By Dr. Phil Petersen
The election is over. So there will be a somewhat different political climate, as there is after each national episode of voting. And with each election, there aren’t many people who are uniformly happy with every outcome. But that is how democracy is. There are ebs and flows of the political winds, and the only real consistency is that change that will come with the next election.
Unlike the political changes with the recent election, the behavior of the Covid virus is no different than it was before the election. The physics of how the virus suspends in the air in tiny droplets is the same. The dynamics of spread in group settings has not changed. The way that paper and cotton masks trap virus is the same way it was before the election. The soaps we use to wash our hands remain just as effective in removing and destroying virus.
This is especially important to understand now as our local case load is rising. Most pandemics start in the urban areas where the population is greater and the citizens are in closer proximity to each other, then spread to more rural areas. We are now seeing that spread. We have had more cases in our county, and I can no longer say that we have had no deaths. Our local hospital has felt the strain.

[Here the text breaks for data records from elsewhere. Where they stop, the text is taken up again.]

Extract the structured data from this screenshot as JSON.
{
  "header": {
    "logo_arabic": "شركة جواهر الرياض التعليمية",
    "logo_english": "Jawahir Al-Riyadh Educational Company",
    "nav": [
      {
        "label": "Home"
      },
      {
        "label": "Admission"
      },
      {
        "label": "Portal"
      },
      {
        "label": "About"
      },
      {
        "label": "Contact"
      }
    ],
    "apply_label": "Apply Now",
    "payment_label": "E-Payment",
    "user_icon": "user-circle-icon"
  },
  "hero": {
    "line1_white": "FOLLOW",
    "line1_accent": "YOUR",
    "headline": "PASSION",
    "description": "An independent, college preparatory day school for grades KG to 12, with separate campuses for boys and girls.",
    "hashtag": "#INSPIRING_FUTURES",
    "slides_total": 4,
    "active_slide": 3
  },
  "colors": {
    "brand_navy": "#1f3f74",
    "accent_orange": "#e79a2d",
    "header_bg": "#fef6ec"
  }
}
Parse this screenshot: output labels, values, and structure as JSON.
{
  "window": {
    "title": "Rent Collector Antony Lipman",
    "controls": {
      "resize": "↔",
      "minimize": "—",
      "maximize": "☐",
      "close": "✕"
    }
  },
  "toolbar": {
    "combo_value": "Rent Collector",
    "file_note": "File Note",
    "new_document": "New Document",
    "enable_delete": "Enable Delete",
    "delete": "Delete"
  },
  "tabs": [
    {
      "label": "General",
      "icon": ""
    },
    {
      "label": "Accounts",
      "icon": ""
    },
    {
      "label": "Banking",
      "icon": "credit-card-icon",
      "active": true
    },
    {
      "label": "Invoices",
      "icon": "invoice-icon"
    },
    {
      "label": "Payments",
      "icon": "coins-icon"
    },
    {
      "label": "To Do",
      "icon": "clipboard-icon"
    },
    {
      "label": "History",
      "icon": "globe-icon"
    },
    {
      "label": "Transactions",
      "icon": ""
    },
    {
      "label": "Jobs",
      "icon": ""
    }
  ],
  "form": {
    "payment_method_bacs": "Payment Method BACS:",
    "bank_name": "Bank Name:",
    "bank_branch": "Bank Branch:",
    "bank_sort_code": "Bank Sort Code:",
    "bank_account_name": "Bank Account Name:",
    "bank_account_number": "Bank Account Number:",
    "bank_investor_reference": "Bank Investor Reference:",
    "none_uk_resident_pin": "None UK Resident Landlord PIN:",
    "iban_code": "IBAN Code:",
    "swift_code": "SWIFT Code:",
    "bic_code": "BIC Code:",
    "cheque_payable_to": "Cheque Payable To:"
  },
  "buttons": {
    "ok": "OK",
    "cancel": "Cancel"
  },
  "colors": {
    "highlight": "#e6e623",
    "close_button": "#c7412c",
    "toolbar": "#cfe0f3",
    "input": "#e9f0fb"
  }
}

The regional rise in cases has also affected our local hospital. It has dramatically affected our ability to transfer critically ill patients. The usual tertiary referral hospitals have been consistently at or near capacity. Patients have been transferred to more distant hospitals for the lifesaving specialty care needed when our usual resources were at capacity and not accepting new patients. There is a definite risk of non-covid mortality directly related to the pandemic secondary to medical system overload.
Now for the upside. We know what we need to do. Masks help. The evidence is convincing that more wearing of masks means less spread. A mask isn’t perfect, but then neither is a seat belt and air bags. If we wear masks when in a public place we can keep ourselves safer. If we don’t gather in large tight groups we can keep ourselves safer. If we wash our hands and sanitize the objects we touch we can keep ourselves safer.
One area of unpredictability with covid is how it will affect any one person. Age and medical issues increase risk of serious disease and death. But there is no group where everyone is safe. We don’t have any way of knowing for sure who will be fine and who won’t. Even if we personally don’t get really sick, there is likely someone in our circle who will. So, doing all the things that will make us safer personally will also make those we care about safer as well.
Let’s do the right things and keep ourselves and those we care about safe!